Wednesday, October 10, 2012

we got annie!

       so, i had a dream once and when i was little i dreamed big! i was going to be Annie on Broadway. i decided that at the age of six or seven and although life led me down a different path, (one with many more bumps than i had ever imagined) i never forgot that dream. it's been etched in my heart since Halloween of 1986 when my mom put that big red wig on my head and i just knew that God had somehow made a mistake and i was absolutely, definitely suppose to be a red head. i was a very dramatic little girl and had taken singing lessons since i was four years old. by the time i was a young girl i was being classically trained and touring in and outside of the country. i had other amazing vocal experiences in my life; singing at Westminster abbey, being on TV for various performances, and making children's taped and videos. but oh, how i always returned to the idea that Annie, oh Annie, that would be making it. 

      so fast forward to 2012. I'm a tired mom who just sat down for the first time that day. it's 9:00 at night and Jonathan and i are half watching chopped on the food network, when wouldn't ya know. i hear a commercial that perks me right up and it's for the new musical on Broadway: ANNIE! and what's even better? i got on the phone and ordered tickets for when my sister was going to be here!

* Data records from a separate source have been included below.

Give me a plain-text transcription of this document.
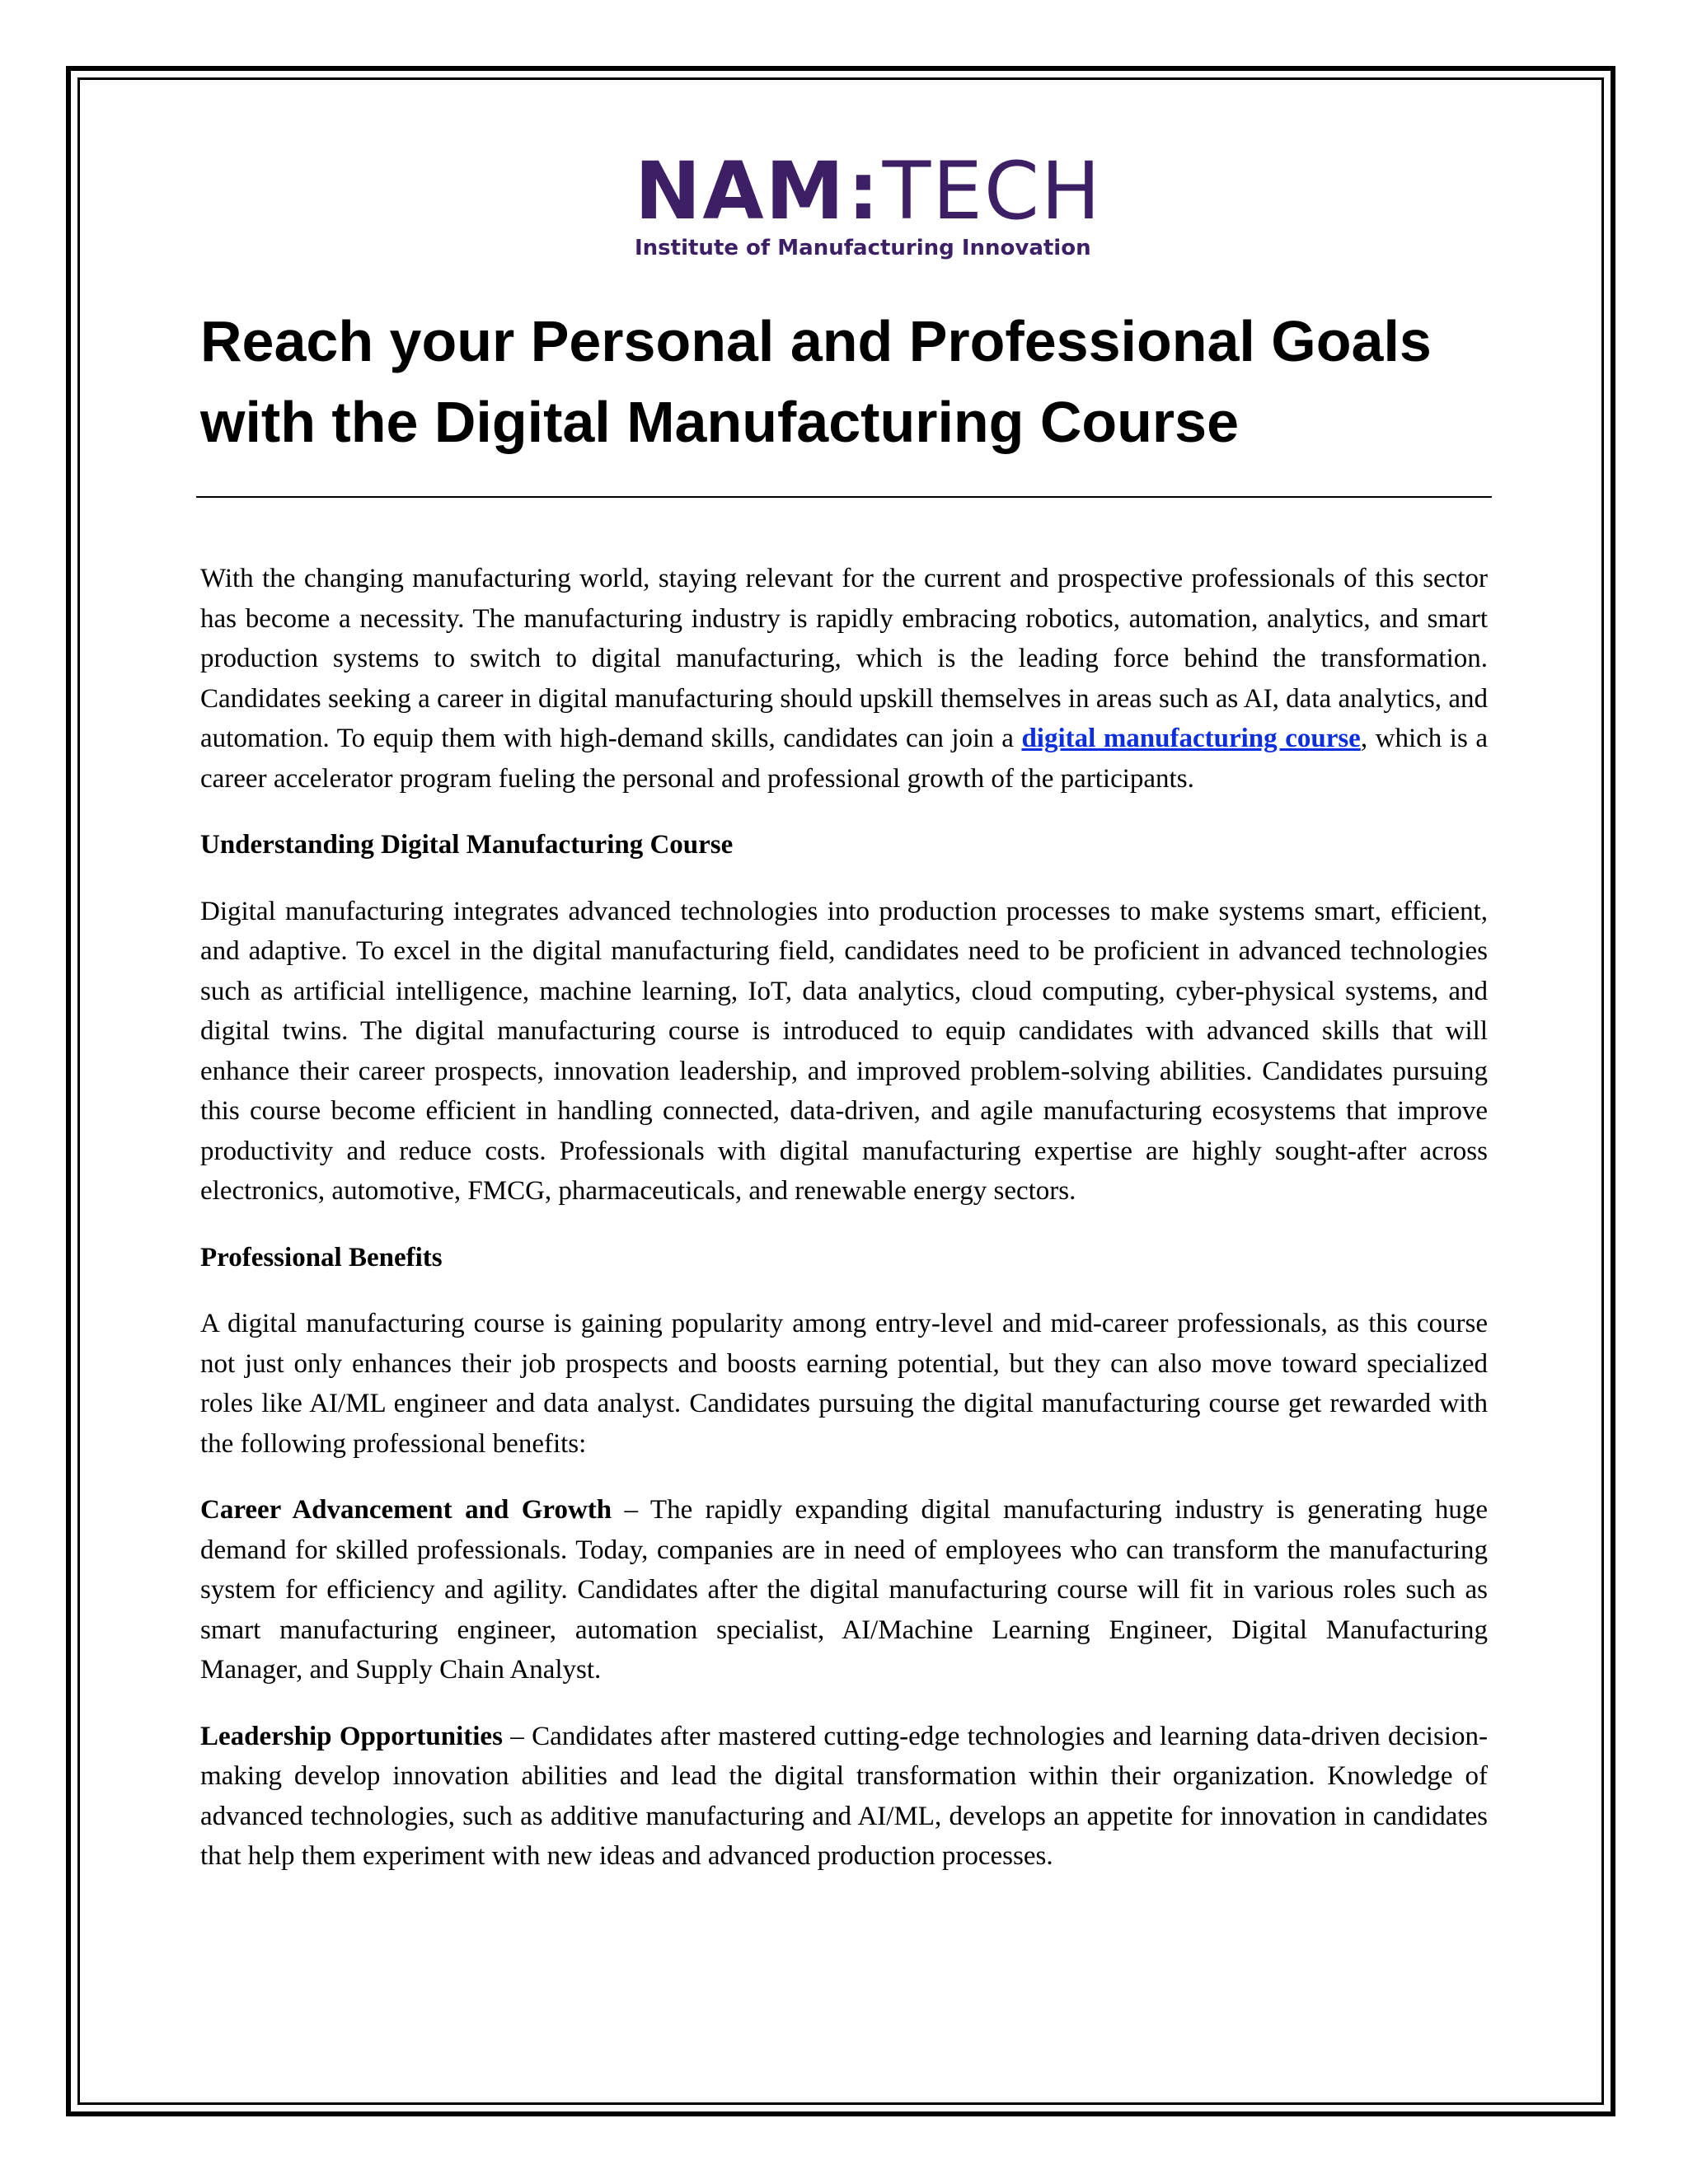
NAM:TECH
Institute of Manufacturing Innovation
Reach your Personal and Professional Goals with the Digital Manufacturing Course

With the changing manufacturing world, staying relevant for the current and prospective professionals of this sector has become a necessity. The manufacturing industry is rapidly embracing robotics, automation, analytics, and smart production systems to switch to digital manufacturing, which is the leading force behind the transformation. Candidates seeking a career in digital manufacturing should upskill themselves in areas such as AI, data analytics, and automation. To equip them with high-demand skills, candidates can join a digital manufacturing course, which is a career accelerator program fueling the personal and professional growth of the participants.

Understanding Digital Manufacturing Course

Digital manufacturing integrates advanced technologies into production processes to make systems smart, efficient, and adaptive. To excel in the digital manufacturing field, candidates need to be proficient in advanced technologies such as artificial intelligence, machine learning, IoT, data analytics, cloud computing, cyber-physical systems, and digital twins. The digital manufacturing course is introduced to equip candidates with advanced skills that will enhance their career prospects, innovation leadership, and improved problem-solving abilities. Candidates pursuing this course become efficient in handling connected, data-driven, and agile manufacturing ecosystems that improve productivity and reduce costs. Professionals with digital manufacturing expertise are highly sought-after across electronics, automotive, FMCG, pharmaceuticals, and renewable energy sectors.

Professional Benefits

A digital manufacturing course is gaining popularity among entry-level and mid-career professionals, as this course not just only enhances their job prospects and boosts earning potential, but they can also move toward specialized roles like AI/ML engineer and data analyst. Candidates pursuing the digital manufacturing course get rewarded with the following professional benefits:

Career Advancement and Growth – The rapidly expanding digital manufacturing industry is generating huge demand for skilled professionals. Today, companies are in need of employees who can transform the manufacturing system for efficiency and agility. Candidates after the digital manufacturing course will fit in various roles such as smart manufacturing engineer, automation specialist, AI/Machine Learning Engineer, Digital Manufacturing Manager, and Supply Chain Analyst.

Leadership Opportunities – Candidates after mastered cutting-edge technologies and learning data-driven decision-making develop innovation abilities and lead the digital transformation within their organization. Knowledge of advanced technologies, such as additive manufacturing and AI/ML, develops an appetite for innovation in candidates that help them experiment with new ideas and advanced production processes.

                                          i was a giddy thing last Saturday night.

     so, my dream of actually being Annie on Broadway never panned out. but something felt extra magical about watching the show as an adult and knowing my littles were tucked safely in bed  and that my husband would be waiting at the train station later that night to pick us up, and we'd make the short drive back to our home. along the lines, the dream changed. a new dream started to occur, started taking shape, and began to make a life of it's own. 




        but Annie, you spunky little red head who i can still identify parts of myself with. you will always hold a special place in my heart. even perhaps, now in the heart of my daughter too.